La Symphonie pastorale

Une balade littéraire avec la chanteuse Brigitte Fontaine

La grande vie dans les palaces,
Soyeux les lits, hautes les glaces.

Les palaces

Les Palaces

Les Palaces est un disque de Brigitte Fontaine sorti en 1997, et pour notre part, l’un de nos préférés. Et surtout, c’est le disque où apparaît la chanson sans laquelle ce site n’existerait pas ! C’est dire si c’est une œuvre importante…

Un album à la fois classique et expérimental

Album d’une grande élégance, cet opus est plus soyeux et feutré que le précédent, qui était plus électronique et plus rythmique. Il a quelque chose de symphonique, de lyrique, et même d’épique, laissant la part belle aux instruments classiques (à vous de compléter cette phrase avec d’autres mots en ique) : cordes, piano…

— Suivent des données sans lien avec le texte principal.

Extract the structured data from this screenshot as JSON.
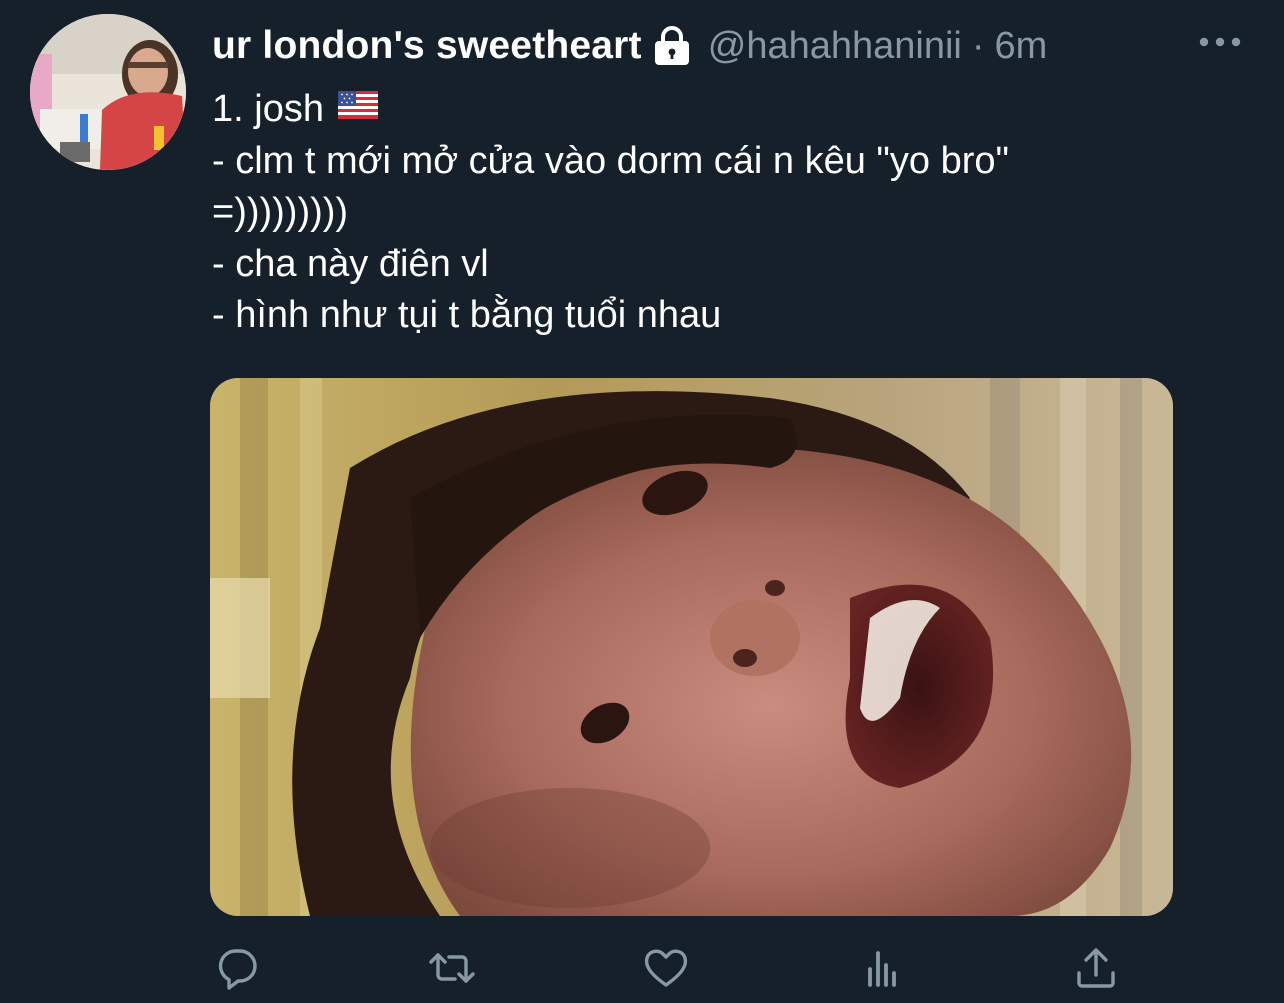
{
  "tweet": {
    "display_name": "ur london's sweetheart",
    "handle": "@hahahhaninii",
    "separator": "·",
    "time": "6m",
    "lines": [
      "1. josh",
      "- clm t mới mở cửa vào dorm cái n kêu \"yo bro\"",
      "=)))))))))",
      "- cha này điên vl",
      "- hình như tụi t bằng tuổi nhau"
    ]
  },
  "icons": {
    "lock": "lock-icon",
    "more": "more-icon",
    "flag": "us-flag-icon",
    "reply": "reply-icon",
    "retweet": "retweet-icon",
    "like": "like-icon",
    "analytics": "analytics-icon",
    "share": "share-icon"
  },
  "colors": {
    "background": "#15202b",
    "text": "#ffffff",
    "secondary": "#8899a6"
  }
}
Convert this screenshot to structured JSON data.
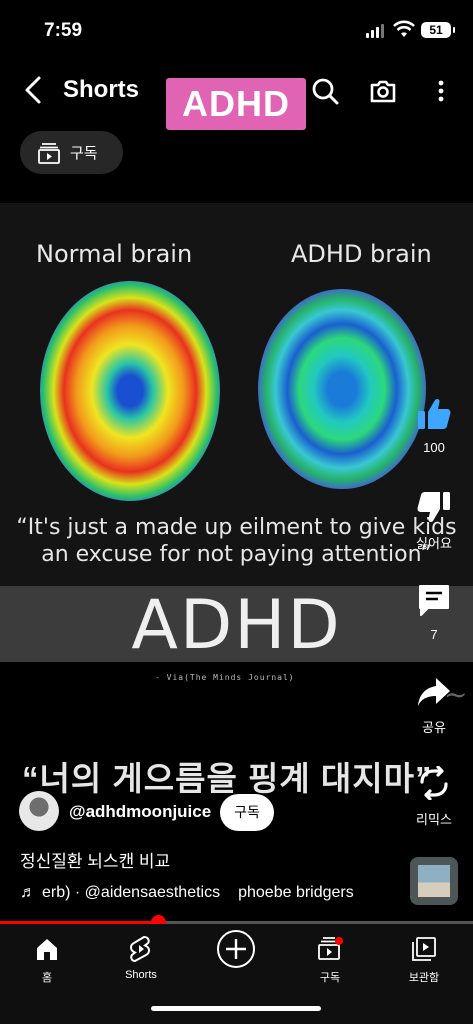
{
  "status_bar": {
    "time": "7:59",
    "battery": "51"
  },
  "header": {
    "title": "Shorts",
    "overlay_badge": "ADHD"
  },
  "subscriptions_pill": {
    "label": "구독"
  },
  "video": {
    "left_label": "Normal brain",
    "right_label": "ADHD brain",
    "quote_line1": "“It's just a made up eilment to give kids",
    "quote_line2": "an excuse for not paying attention”",
    "big_text": "ADHD",
    "credit": "- Via(The Minds Journal)"
  },
  "caption": "“너의 게으름을 핑계 대지마”",
  "actions": {
    "like_count": "100",
    "dislike_label": "싫어요",
    "comment_count": "7",
    "share_label": "공유",
    "remix_label": "리믹스"
  },
  "channel": {
    "handle": "@adhdmoonjuice",
    "subscribe_label": "구독"
  },
  "description": "정신질환 뇌스캔 비교",
  "music": {
    "track": "erb) · @aidensaesthetics",
    "artist": "phoebe bridgers"
  },
  "progress": {
    "fraction": 0.335
  },
  "nav": {
    "home": "홈",
    "shorts": "Shorts",
    "subscriptions": "구독",
    "library": "보관함"
  },
  "colors": {
    "accent": "#ff0000",
    "badge": "#e064b3"
  }
}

Mais cela ne l’empêche pas d’emprunter d’autres routes plus expérimentales, avec Ali et Délices et orgue. Sans pour autant perdre sa cohérence d’ensemble. Décidément, cette Brigitte, quel talent !

Un disque féérique

Laissons la parole aux Inrocks qui font une très belle critique de cet album, dont voici un extrait (le lien vers l’article complet est disponible en bas de cette page) :

Le disque est chargé d’une sereine impatience, d’une instabilité somptueuse et dominée. Chaque titre est une ouverture, une vision, une fantaisie, une féerie et en même temps jamais la fantasmagorie n’empêche l’irruption du grand réel. On navigue à vue entre de délicieux Palaces, une Cour pleine de miracles, une City excitée (pour un duo très convaincant avec Alain Bashung), un Musée des horreurs grotesque et flamboyant, et puis, comme en un écho lointain et impromptu à une chanson ancienne de Léo Ferré, L’Ile Saint-Louis adorée avec « ses jours d’or et d’hiver, ses châteaux de courants d’air, ses palais de givres fins ».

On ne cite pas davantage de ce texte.